Rechtsextreme Einstellungen sind kein Randproblem – sie reichen bis weit in die Mitte der Gesellschaft hinein. Die Friedrich-Ebert Stiftung untersucht regelmäßig das Ausmaß der Verbreitung rechten Denkens. In einer neuen Studie werden erschreckende Zahlen präsentiert.
Die Verfasser der „Mitte-Studie“, die seit 2002 alle zwei Jahre herausgegeben wird, kommen zu einem eindeutigen Ergebnis: Rechtsextreme Einstellungen bleiben auf einem hohen Niveau in Deutschland. Neun Prozent der deutschen Gesamtbevölkerung verfügen demnach über ein geschlossenes rechtsextremes Weltbild.
In Westdeutschland sind es 7,3 Prozent der Bürger/innen, die rechtsextrem denken. Im Vergleich zu 2010 (7,6 Prozent) bedeutet dies einen leichten Rückgang. In Ostdeutschland hingegen ist ein massiver Anstieg zu verzeichnen. Waren es 2010 noch 10,5 Prozent, sind es nun 15,8 Prozent der Bevölkerung, die ein geschlossenes rechtsextremes Weltbild zeigen und damit doppelt so viele wie in Westdeutschland.
Ausländerfeindlichkeit am stärksten verbreitete rechtsextreme Einstellung
Die Ausländerfeindlichkeit ist mit 25,1 Prozent deutschlandweit die am stärksten verbreitete rechtsextreme Einstellungsdimension. Es folgen Chauvinismus mit 19,4 Prozent, Antisemitismus mit 8,6 Prozent, Sozialdarwinismus mit 4,3 Prozent, Befürwortung einer Diktatur mit 3,5 Prozent und Verharmlosung des Nationalsozialismus mit 3,1 Prozent.
Der Studie zufolge ist die Fremdenfeindlichkeit in den neuen Bundesländern sehr hoch: 39 Prozent der Bevölkerung in Ostdeutschland sind demnach ausländerfeindlich eingestellt, obwohl der Ausländeranteil dort lediglich drei bis vier Prozent beträgt. In den westlichen Bundesländern liegt er bei 20 Prozent und Fremdenfeindlichkeit zeigt sich bei 20 Prozent der Bürger/innen.

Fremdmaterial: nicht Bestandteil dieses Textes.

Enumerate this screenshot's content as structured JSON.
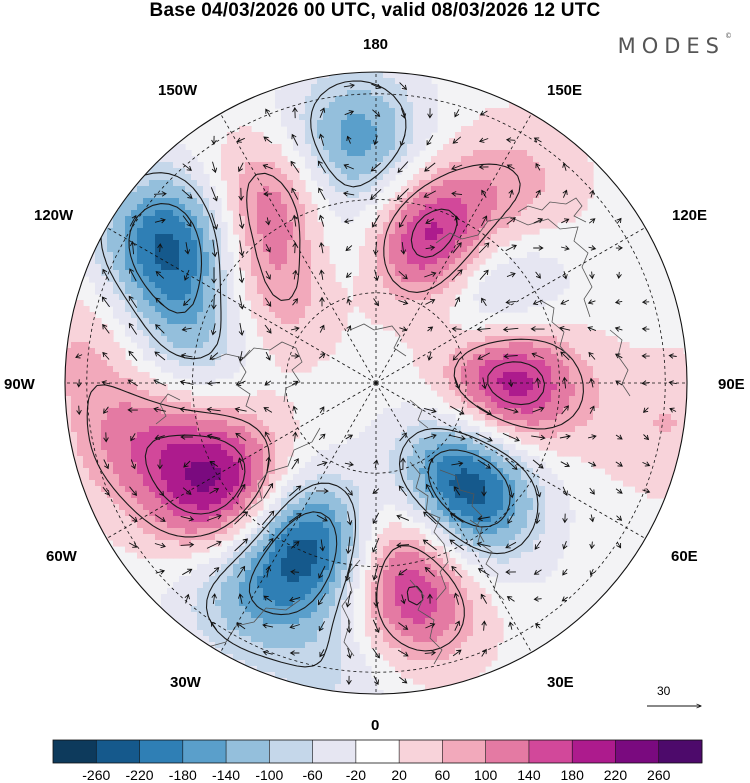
{
  "title": "Base 04/03/2026 00 UTC, valid 08/03/2026 12 UTC",
  "brand": "MODES",
  "brand_mark": "©",
  "longitude_labels": {
    "top": "180",
    "bottom": "0",
    "left": "90W",
    "right": "90E",
    "upper_left_1": "150W",
    "upper_left_2": "120W",
    "upper_right_1": "150E",
    "upper_right_2": "120E",
    "lower_left_1": "60W",
    "lower_left_2": "30W",
    "lower_right_1": "60E",
    "lower_right_2": "30E"
  },
  "reference_vector_label": "30",
  "colorbar": {
    "labels": [
      "-260",
      "-220",
      "-180",
      "-140",
      "-100",
      "-60",
      "-20",
      "20",
      "60",
      "100",
      "140",
      "180",
      "220",
      "260"
    ],
    "colors": [
      "#0d3a5c",
      "#15598c",
      "#2f7fb5",
      "#5a9fcb",
      "#94bfdc",
      "#c5d7ea",
      "#e6e6f2",
      "#ffffff",
      "#f8d3da",
      "#f2a9bb",
      "#e47aa3",
      "#d2489a",
      "#ad1b8d",
      "#7a0a7f",
      "#4d0a6b"
    ]
  },
  "anomaly_centers": [
    {
      "name": "pacific-low",
      "lon": 185,
      "colat": 0.78,
      "value": -170
    },
    {
      "name": "siberia-high",
      "lon": 160,
      "colat": 0.48,
      "value": 250
    },
    {
      "name": "bering-high-west",
      "lon": 145,
      "colat": 0.78,
      "value": 70
    },
    {
      "name": "east-asia-low",
      "lon": 128,
      "colat": 0.46,
      "value": -160
    },
    {
      "name": "west-alaska-low",
      "lon": 235,
      "colat": 0.8,
      "value": -230
    },
    {
      "name": "gulf-alaska-high",
      "lon": 210,
      "colat": 0.66,
      "value": 160
    },
    {
      "name": "alaska-high-small",
      "lon": 228,
      "colat": 0.44,
      "value": 110
    },
    {
      "name": "alaska-low-small",
      "lon": 192,
      "colat": 0.46,
      "value": -110
    },
    {
      "name": "canada-low",
      "lon": 255,
      "colat": 0.62,
      "value": -130
    },
    {
      "name": "central-asia-high",
      "lon": 90,
      "colat": 0.42,
      "value": 250
    },
    {
      "name": "far-east-high",
      "lon": 82,
      "colat": 0.95,
      "value": 60
    },
    {
      "name": "kara-low",
      "lon": 43,
      "colat": 0.4,
      "value": -240
    },
    {
      "name": "ural-low",
      "lon": 32,
      "colat": 0.55,
      "value": -110
    },
    {
      "name": "scandinavia-high",
      "lon": 12,
      "colat": 0.48,
      "value": 130
    },
    {
      "name": "europe-high",
      "lon": 10,
      "colat": 0.7,
      "value": 170
    },
    {
      "name": "atlantic-low",
      "lon": 338,
      "colat": 0.55,
      "value": -250
    },
    {
      "name": "atlantic-west-low",
      "lon": 328,
      "colat": 0.8,
      "value": -110
    },
    {
      "name": "greenland-high",
      "lon": 304,
      "colat": 0.6,
      "value": 230
    },
    {
      "name": "usa-high",
      "lon": 283,
      "colat": 0.78,
      "value": 110
    },
    {
      "name": "east-pacific-high",
      "lon": 262,
      "colat": 0.92,
      "value": 70
    },
    {
      "name": "atlantic-south-low",
      "lon": 352,
      "colat": 0.92,
      "value": -70
    }
  ]
}
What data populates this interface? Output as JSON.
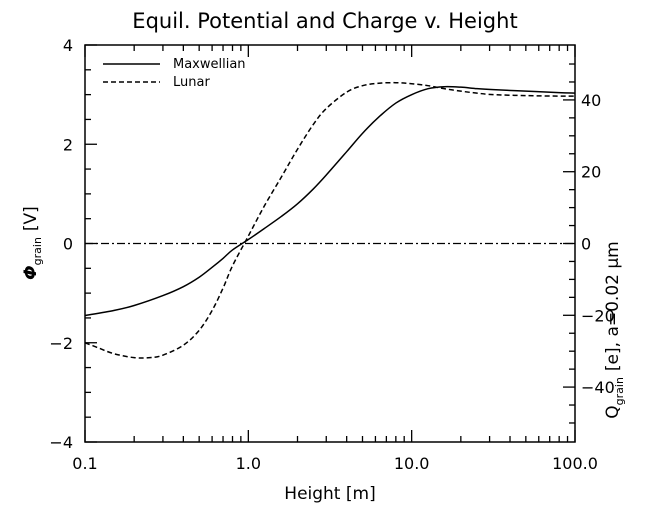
{
  "chart_data": {
    "type": "line",
    "title": "Equil. Potential and Charge v. Height",
    "xlabel": "Height [m]",
    "ylabel_main": "Φ",
    "ylabel_sub": "grain",
    "ylabel_unit": "[V]",
    "y2label_main": "Q",
    "y2label_sub": "grain",
    "y2label_rest": "[e], a=0.02 μm",
    "x_scale": "log",
    "xlim": [
      0.1,
      100.0
    ],
    "ylim": [
      -4,
      4
    ],
    "y2lim": [
      -55.3,
      55.3
    ],
    "x_ticks": [
      0.1,
      1.0,
      10.0,
      100.0
    ],
    "x_tick_labels": [
      "0.1",
      "1.0",
      "10.0",
      "100.0"
    ],
    "y_ticks": [
      -4,
      -2,
      0,
      2,
      4
    ],
    "y_tick_labels": [
      "−4",
      "−2",
      "0",
      "2",
      "4"
    ],
    "y2_ticks": [
      -40,
      -20,
      0,
      20,
      40
    ],
    "y2_tick_labels": [
      "−40",
      "−20",
      "0",
      "20",
      "40"
    ],
    "grid": false,
    "legend_position": "top-left",
    "reference_line": {
      "y": 0,
      "style": "dash-dot"
    },
    "series": [
      {
        "name": "Maxwellian",
        "style": "solid",
        "x": [
          0.1,
          0.15,
          0.2,
          0.3,
          0.4,
          0.5,
          0.6,
          0.7,
          0.8,
          1.0,
          1.25,
          1.6,
          2.0,
          2.5,
          3.0,
          4.0,
          5.0,
          6.3,
          8.0,
          10.0,
          12.6,
          15.8,
          20.0,
          25.1,
          31.6,
          50.1,
          79.4,
          100.0
        ],
        "y": [
          -1.45,
          -1.35,
          -1.25,
          -1.05,
          -0.87,
          -0.68,
          -0.48,
          -0.3,
          -0.13,
          0.08,
          0.3,
          0.55,
          0.8,
          1.1,
          1.38,
          1.85,
          2.22,
          2.55,
          2.83,
          3.0,
          3.12,
          3.16,
          3.15,
          3.12,
          3.1,
          3.07,
          3.04,
          3.03
        ]
      },
      {
        "name": "Lunar",
        "style": "dashed",
        "x": [
          0.1,
          0.12,
          0.15,
          0.2,
          0.25,
          0.3,
          0.4,
          0.5,
          0.6,
          0.7,
          0.8,
          1.0,
          1.25,
          1.6,
          2.0,
          2.5,
          3.0,
          4.0,
          5.0,
          6.3,
          8.0,
          10.0,
          12.6,
          15.8,
          20.0,
          25.1,
          31.6,
          50.1,
          79.4,
          100.0
        ],
        "y": [
          -2.0,
          -2.1,
          -2.22,
          -2.3,
          -2.3,
          -2.25,
          -2.05,
          -1.75,
          -1.35,
          -0.9,
          -0.45,
          0.15,
          0.75,
          1.35,
          1.9,
          2.4,
          2.72,
          3.05,
          3.18,
          3.23,
          3.24,
          3.22,
          3.18,
          3.12,
          3.07,
          3.03,
          3.0,
          2.98,
          2.97,
          2.97
        ]
      }
    ]
  }
}
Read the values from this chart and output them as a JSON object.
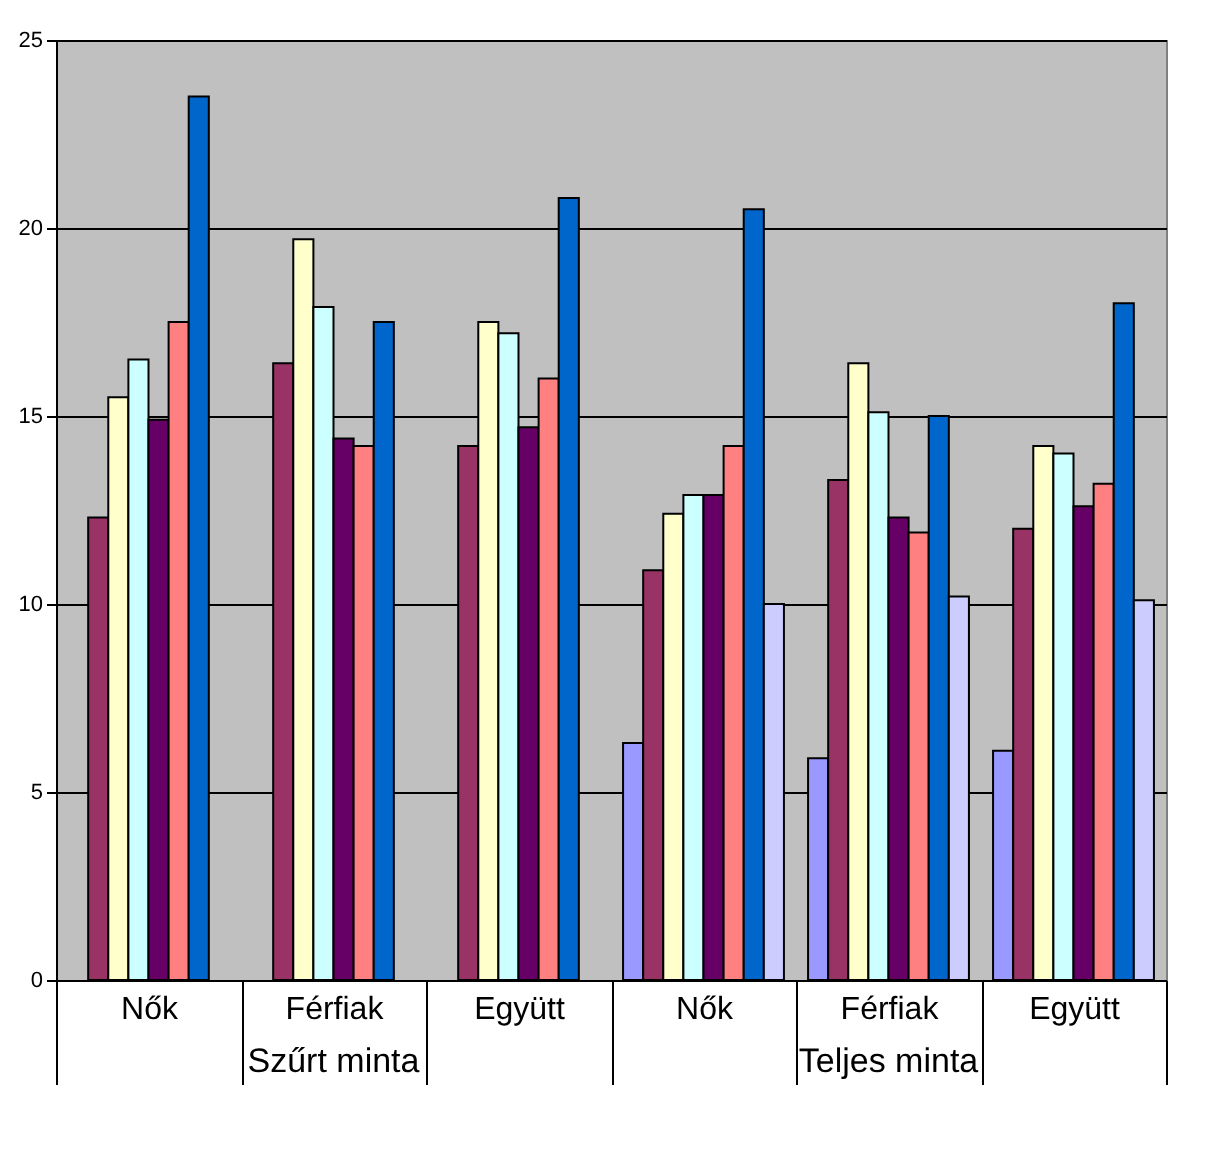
{
  "chart_data": {
    "type": "bar",
    "categories": [
      "Nők",
      "Férfiak",
      "Együtt",
      "Nők",
      "Férfiak",
      "Együtt"
    ],
    "series": [
      {
        "color": "#9999ff",
        "values": [
          null,
          null,
          null,
          6.3,
          5.9,
          6.1
        ]
      },
      {
        "color": "#993366",
        "values": [
          12.3,
          16.4,
          14.2,
          10.9,
          13.3,
          12.0
        ]
      },
      {
        "color": "#ffffcc",
        "values": [
          15.5,
          19.7,
          17.5,
          12.4,
          16.4,
          14.2
        ]
      },
      {
        "color": "#ccffff",
        "values": [
          16.5,
          17.9,
          17.2,
          12.9,
          15.1,
          14.0
        ]
      },
      {
        "color": "#660066",
        "values": [
          14.9,
          14.4,
          14.7,
          12.9,
          12.3,
          12.6
        ]
      },
      {
        "color": "#ff8080",
        "values": [
          17.5,
          14.2,
          16.0,
          14.2,
          11.9,
          13.2
        ]
      },
      {
        "color": "#0066cc",
        "values": [
          23.5,
          17.5,
          20.8,
          20.5,
          15.0,
          18.0
        ]
      },
      {
        "color": "#ccccff",
        "values": [
          null,
          null,
          null,
          10.0,
          10.2,
          10.1
        ]
      }
    ],
    "ylim": [
      0,
      25
    ],
    "yticks": [
      0,
      5,
      10,
      15,
      20,
      25
    ],
    "grid": "y",
    "annotations": [
      "Szűrt minta",
      "Teljes minta"
    ]
  }
}
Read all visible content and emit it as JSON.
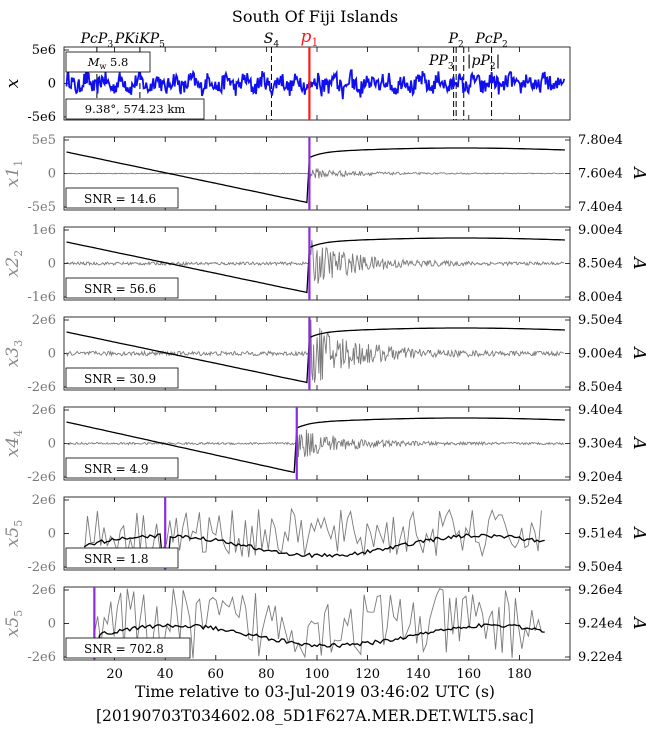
{
  "chart_data": {
    "type": "line",
    "title": "South Of Fiji Islands",
    "xlabel": "Time relative to 03-Jul-2019 03:46:02 UTC (s)",
    "filename": "[20190703T034602.08_5D1F627A.MER.DET.WLT5.sac]",
    "xlim": [
      0,
      200
    ],
    "xticks": [
      20,
      40,
      60,
      80,
      100,
      120,
      140,
      160,
      180
    ],
    "phases": [
      {
        "label": "PcP3",
        "t": 13
      },
      {
        "label": "PKiKP5",
        "t": 30
      },
      {
        "label": "S4",
        "t": 82
      },
      {
        "label": "p1",
        "t": 97
      },
      {
        "label": "PP3",
        "t": 154
      },
      {
        "label": "P2",
        "t": 155
      },
      {
        "label": "pP2",
        "t": 158
      },
      {
        "label": "PcP2",
        "t": 169
      }
    ],
    "magnitude": "5.8",
    "distance": "9.38°, 574.23 km",
    "panels": [
      {
        "name": "x",
        "ylabel": "x",
        "yticks": [
          "5e6",
          "0",
          "-5e6"
        ],
        "amp": 0.32,
        "pick": 97,
        "signal": "seismogram",
        "right_axis": null,
        "snr": null
      },
      {
        "name": "x1",
        "ylabel": "x1",
        "yticks": [
          "5e5",
          "0",
          "-5e5"
        ],
        "amp": 0.09,
        "pick": 97,
        "signal": "noise-burst",
        "right_axis": {
          "label": "A",
          "ticks": [
            "7.80e4",
            "7.60e4",
            "7.40e4"
          ]
        },
        "snr": "SNR  =  14.6"
      },
      {
        "name": "x2",
        "ylabel": "x2",
        "yticks": [
          "1e6",
          "0",
          "-1e6"
        ],
        "amp": 0.35,
        "pick": 97,
        "signal": "noise-burst",
        "right_axis": {
          "label": "A",
          "ticks": [
            "9.00e4",
            "8.50e4",
            "8.00e4"
          ]
        },
        "snr": "SNR  =  56.6"
      },
      {
        "name": "x3",
        "ylabel": "x3",
        "yticks": [
          "2e6",
          "0",
          "-2e6"
        ],
        "amp": 0.5,
        "pick": 97,
        "signal": "noise-burst",
        "right_axis": {
          "label": "A",
          "ticks": [
            "9.50e4",
            "9.00e4",
            "8.50e4"
          ]
        },
        "snr": "SNR  =  30.9"
      },
      {
        "name": "x4",
        "ylabel": "x4",
        "yticks": [
          "2e6",
          "0",
          "-2e6"
        ],
        "amp": 0.25,
        "pick": 92,
        "signal": "noise-burst",
        "right_axis": {
          "label": "A",
          "ticks": [
            "9.40e4",
            "9.30e4",
            "9.20e4"
          ]
        },
        "snr": "SNR  =  4.9"
      },
      {
        "name": "x5",
        "ylabel": "x5",
        "yticks": [
          "2e6",
          "0",
          "-2e6"
        ],
        "amp": 0.42,
        "pick": 40,
        "signal": "coarse",
        "right_axis": {
          "label": "A",
          "ticks": [
            "9.52e4",
            "9.51e4",
            "9.50e4"
          ]
        },
        "snr": "SNR  =  1.8"
      },
      {
        "name": "x5bar",
        "ylabel": "x5",
        "yticks": [
          "2e6",
          "0",
          "-2e6"
        ],
        "amp": 0.6,
        "pick": 12,
        "signal": "coarse",
        "right_axis": {
          "label": "A",
          "ticks": [
            "9.26e4",
            "9.24e4",
            "9.22e4"
          ]
        },
        "snr": "SNR  =  702.8"
      }
    ]
  }
}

Bildung als „Schutzfaktor“
Die hohe Zustimmung zu rechtsextremen Einstellungsmerkmalen ist aber kein ostdeutsches Phänomen. Vielmehr sind die sozio-ökonomischen Strukturmerkmale einer Region entscheidend. Wirtschaftlich abgehängte und vernachlässigte Regionen, ob in West oder Ost, haben noch schwerwiegendere Probleme als hohe Arbeitslosenzahlen und Verschuldungsraten. In solchen ländlichen, weniger industrialisierten Regionen ist die Zustimmung zu rechtsextremen Denken grundsätzlich höher als in Stadtgebieten.
Umso höher die Bildung, umso niedriger die Anfälligkeit gegenüber rechtsextremen Denkmustern. Bildung wirkt als ein „Schutzfaktor“ gegenüber rechtsextreme Einstellungen. Als weiterer Faktor gilt der sozio-ökonomische Hintergrund der befragten Personen. Weniger das Gefühl der persönlichen Benachteiligung, sondern vielmehr die negative Einschätzung der wirtschaftlichen Lage in Deutschland insgesamt ist mitentscheidend für rechtsextreme Einstellungen.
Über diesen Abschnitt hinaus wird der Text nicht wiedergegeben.